I found this long lost photo of myself at my mum's house this week (I'm currently in the UK for the week). The date on the back of the photo is 1974 which would make me 22 years old at the time.
As I look at my tender young self I'm overcome with emotion thinking about how I never knew just how much power I had within me. I was in my prime--my most beautiful, my most thinnest, most popular with guys, and ironically, my most insecure.
And little did I know then that it would take me decades to find my voice, feel comfortable in my own skin, love myself, and finally find someone who was worthy of my love.
If I could go back and speak to my 22-year-old self, here's what I would say to her:
Sweetheart, you don't have to worry so much about being liked by others. Don't be afraid of being alone. Look inside yourself more often. Listen to that quiet inner voice and honor it. Don’t believe everything you think.
Accept yourself as you are--there's nothing wrong with you. Be true to yourself--don't compromise your integrity. Don’t let your insecurities stop you from going after what you really want. Don’t play small. Value your own opinions.

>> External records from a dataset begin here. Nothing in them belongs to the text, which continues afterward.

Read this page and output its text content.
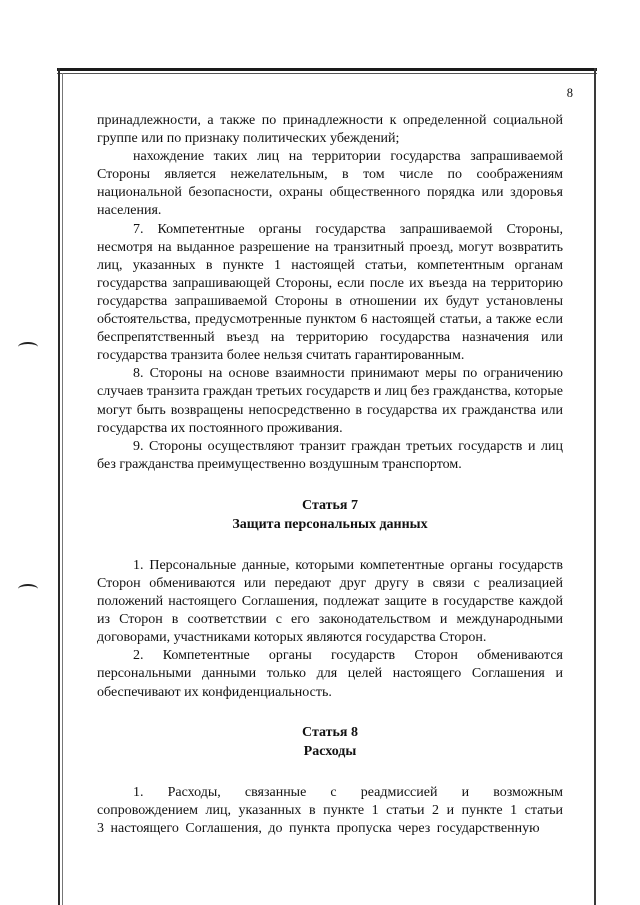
8

принадлежности, а также по принадлежности к определенной социальной группе или по признаку политических убеждений;

нахождение таких лиц на территории государства запрашиваемой Стороны является нежелательным, в том числе по соображениям национальной безопасности, охраны общественного порядка или здоровья населения.

7. Компетентные органы государства запрашиваемой Стороны, несмотря на выданное разрешение на транзитный проезд, могут возвратить лиц, указанных в пункте 1 настоящей статьи, компетентным органам государства запрашивающей Стороны, если после их въезда на территорию государства запрашиваемой Стороны в отношении их будут установлены обстоятельства, предусмотренные пунктом 6 настоящей статьи, а также если беспрепятственный въезд на территорию государства назначения или государства транзита более нельзя считать гарантированным.

8. Стороны на основе взаимности принимают меры по ограничению случаев транзита граждан третьих государств и лиц без гражданства, которые могут быть возвращены непосредственно в государства их гражданства или государства их постоянного проживания.

9. Стороны осуществляют транзит граждан третьих государств и лиц без гражданства преимущественно воздушным транспортом.

Статья 7
Защита персональных данных

1. Персональные данные, которыми компетентные органы государств Сторон обмениваются или передают друг другу в связи с реализацией положений настоящего Соглашения, подлежат защите в государстве каждой из Сторон в соответствии с его законодательством и международными договорами, участниками которых являются государства Сторон.

2. Компетентные органы государств Сторон обмениваются персональными данными только для целей настоящего Соглашения и обеспечивают их конфиденциальность.

Статья 8
Расходы

1. Расходы, связанные с реадмиссией и возможным сопровождением лиц, указанных в пункте 1 статьи 2 и пункте 1 статьи 3 настоящего Соглашения, до пункта пропуска через государственную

Know that your happiness and peace are not dependent on other people or outside circumstances, but are self-generated. Be gentle and kind to yourself. Place more emphasis on being respected than being liked.
Take time to get out of your head, and don’t overthink things. Take action, take risk, don’t be afraid to fail, and stop apologizing for who you are.
Know that you are more powerful than you realize. These are not lies. This is the TRUTH.